Machtkampf lähmt die Stadtverwaltung

Für viele Flüchtende aus den Seperatistengebieten ist das Transitzentrum die erste Anlaufstelle. Die Bodendielen sind rot gestrichen, die Gänge in ausgewaschenem Grün getüncht. Plakate an den Wänden, Wäsche hängt zum Trocknen vor den Zimmertüren. Im zweiten Stock ist in einem der Wohnräume auch das Büro von Dopomoga Dnipra untergebracht: zwei Schreibtische mit Computern, eine verblasste Blumentapete und an der Wand eine Karte der Ukraine, Post-its und die gelb-blaue Fahne des Landes daneben. Dort sitzt Wladislaw Makarow, der Leiter von Dopomoga Dnipra, und erzählt ganz pragmatisch, was in den vergangenen Monaten hier passiert ist. Derzeit gebe es weniger Ankünfte, aber vor einem Jahr waren es mehr als 300 Personen, die täglich in Dnipropetrowsk ankamen und mit dem Nötigsten versorgt werden mussten.

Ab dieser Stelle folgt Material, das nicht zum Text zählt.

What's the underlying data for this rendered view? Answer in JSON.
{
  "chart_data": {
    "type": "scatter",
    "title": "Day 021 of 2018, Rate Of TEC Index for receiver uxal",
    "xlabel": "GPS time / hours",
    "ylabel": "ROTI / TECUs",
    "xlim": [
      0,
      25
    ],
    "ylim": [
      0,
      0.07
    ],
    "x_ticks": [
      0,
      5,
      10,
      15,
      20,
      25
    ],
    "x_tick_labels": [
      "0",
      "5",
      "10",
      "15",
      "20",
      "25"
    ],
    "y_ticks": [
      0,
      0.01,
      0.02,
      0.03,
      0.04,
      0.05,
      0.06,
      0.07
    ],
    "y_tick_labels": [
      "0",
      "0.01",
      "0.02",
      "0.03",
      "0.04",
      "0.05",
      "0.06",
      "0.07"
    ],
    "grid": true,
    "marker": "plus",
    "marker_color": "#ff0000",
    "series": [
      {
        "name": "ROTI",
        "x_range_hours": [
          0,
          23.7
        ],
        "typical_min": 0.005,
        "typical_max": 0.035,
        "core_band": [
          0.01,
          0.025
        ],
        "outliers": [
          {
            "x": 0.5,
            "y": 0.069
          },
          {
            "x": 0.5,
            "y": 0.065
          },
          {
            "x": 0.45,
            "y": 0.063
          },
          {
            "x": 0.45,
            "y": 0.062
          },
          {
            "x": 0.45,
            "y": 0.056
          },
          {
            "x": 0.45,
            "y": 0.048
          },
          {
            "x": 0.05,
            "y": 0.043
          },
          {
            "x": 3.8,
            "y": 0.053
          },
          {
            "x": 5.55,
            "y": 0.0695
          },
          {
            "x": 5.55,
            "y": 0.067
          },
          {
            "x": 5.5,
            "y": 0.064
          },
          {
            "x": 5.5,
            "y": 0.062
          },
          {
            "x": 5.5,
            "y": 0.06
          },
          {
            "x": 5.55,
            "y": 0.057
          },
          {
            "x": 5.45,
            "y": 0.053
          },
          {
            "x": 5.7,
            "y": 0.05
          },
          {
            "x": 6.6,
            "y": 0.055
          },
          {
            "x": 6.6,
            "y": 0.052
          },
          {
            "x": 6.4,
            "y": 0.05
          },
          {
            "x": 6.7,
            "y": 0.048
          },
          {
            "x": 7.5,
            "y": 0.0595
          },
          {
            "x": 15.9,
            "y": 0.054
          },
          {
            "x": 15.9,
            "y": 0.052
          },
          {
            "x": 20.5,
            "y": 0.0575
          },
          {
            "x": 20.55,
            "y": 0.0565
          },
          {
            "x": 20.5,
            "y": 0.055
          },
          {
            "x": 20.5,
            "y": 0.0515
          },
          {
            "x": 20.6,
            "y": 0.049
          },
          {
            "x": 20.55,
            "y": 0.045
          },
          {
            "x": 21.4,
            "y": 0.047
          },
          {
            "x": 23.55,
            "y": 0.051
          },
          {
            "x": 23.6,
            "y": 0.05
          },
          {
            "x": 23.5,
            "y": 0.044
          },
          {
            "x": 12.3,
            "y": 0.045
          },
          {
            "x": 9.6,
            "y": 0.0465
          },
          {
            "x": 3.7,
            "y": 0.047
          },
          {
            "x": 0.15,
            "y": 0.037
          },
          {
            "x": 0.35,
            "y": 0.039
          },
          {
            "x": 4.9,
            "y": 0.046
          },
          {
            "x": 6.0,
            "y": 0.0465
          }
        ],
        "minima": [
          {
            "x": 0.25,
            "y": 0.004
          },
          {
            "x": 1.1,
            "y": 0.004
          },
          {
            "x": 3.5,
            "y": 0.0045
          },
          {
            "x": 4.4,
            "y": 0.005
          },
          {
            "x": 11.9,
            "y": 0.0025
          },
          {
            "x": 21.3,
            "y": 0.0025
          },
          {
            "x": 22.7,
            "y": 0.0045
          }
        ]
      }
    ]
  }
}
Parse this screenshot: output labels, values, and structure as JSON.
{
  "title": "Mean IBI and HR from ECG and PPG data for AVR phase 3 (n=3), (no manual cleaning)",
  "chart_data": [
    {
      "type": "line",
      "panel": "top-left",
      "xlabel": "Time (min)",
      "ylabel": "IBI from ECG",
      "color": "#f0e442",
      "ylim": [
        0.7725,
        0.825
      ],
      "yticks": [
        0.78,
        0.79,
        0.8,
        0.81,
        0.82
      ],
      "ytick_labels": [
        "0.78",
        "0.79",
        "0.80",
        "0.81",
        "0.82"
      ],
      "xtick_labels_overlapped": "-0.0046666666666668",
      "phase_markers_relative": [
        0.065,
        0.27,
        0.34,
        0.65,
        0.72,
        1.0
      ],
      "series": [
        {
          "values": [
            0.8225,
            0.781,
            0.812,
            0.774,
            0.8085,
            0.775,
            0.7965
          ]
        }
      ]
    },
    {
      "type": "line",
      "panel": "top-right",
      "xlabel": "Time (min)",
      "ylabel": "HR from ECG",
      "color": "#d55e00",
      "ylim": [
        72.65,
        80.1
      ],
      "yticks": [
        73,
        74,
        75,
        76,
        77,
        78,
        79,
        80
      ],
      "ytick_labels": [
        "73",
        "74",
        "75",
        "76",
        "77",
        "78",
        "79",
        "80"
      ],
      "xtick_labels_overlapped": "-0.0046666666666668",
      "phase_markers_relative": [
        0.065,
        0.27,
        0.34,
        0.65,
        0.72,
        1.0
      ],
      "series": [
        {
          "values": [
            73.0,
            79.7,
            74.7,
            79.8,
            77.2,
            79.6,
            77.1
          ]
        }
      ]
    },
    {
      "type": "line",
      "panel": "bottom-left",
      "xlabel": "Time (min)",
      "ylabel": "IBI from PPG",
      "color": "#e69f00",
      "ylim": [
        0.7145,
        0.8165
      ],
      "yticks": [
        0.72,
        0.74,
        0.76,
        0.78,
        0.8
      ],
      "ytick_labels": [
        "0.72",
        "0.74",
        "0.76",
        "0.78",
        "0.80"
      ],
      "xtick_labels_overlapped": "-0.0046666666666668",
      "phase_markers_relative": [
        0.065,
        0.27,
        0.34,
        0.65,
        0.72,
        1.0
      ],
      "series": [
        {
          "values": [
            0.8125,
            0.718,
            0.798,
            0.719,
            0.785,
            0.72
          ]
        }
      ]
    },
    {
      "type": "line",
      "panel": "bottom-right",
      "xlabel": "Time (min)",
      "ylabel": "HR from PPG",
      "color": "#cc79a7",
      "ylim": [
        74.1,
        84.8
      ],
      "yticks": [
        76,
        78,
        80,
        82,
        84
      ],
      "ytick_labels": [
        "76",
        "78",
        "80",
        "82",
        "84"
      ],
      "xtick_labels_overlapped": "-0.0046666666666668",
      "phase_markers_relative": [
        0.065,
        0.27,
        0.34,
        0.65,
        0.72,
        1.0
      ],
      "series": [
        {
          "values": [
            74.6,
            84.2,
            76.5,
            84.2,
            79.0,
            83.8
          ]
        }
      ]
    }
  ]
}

Zumindest alle fünf Minuten klingelt sein Handy. Makarow, in schwarzer Jean, schwarzem langärmligem Shirt und raspelkurzen dunkelbraunen Haaren, nimmt sich kein Blatt vor den Mund. Die Stadtverwaltung funktioniere seit einem halben Jahr nicht mehr, sagt der ehemalige Taekwondo-Trainer.

Ein politischer Machtkampf halte die Stadt in Geiselhaft, seit der Oligarch Ihor Kolomojski im März als Gouverneur des Oblast Dnipropetrowsk nach einem Konflikt mit Präsident Petro Poroschenko abgesetzt wurde. "Die politische Lage der Stadt ist tausendmal schlimmer als vor einem Jahr", sagt Makarow. Noch Anfang Oktober, kurz vor Beginn der Heizperiode, war aus bürokratischen Gründen unklar, wie das Gebäude im Winter warm gehalten werden soll. Auch die Finanzierung des Projekts ist für das kommende Jahr nicht gesichert. Bisher kam das Geld von der Stadtverwaltung und internationalen Organisationen wie dem UNHCR und der USAID.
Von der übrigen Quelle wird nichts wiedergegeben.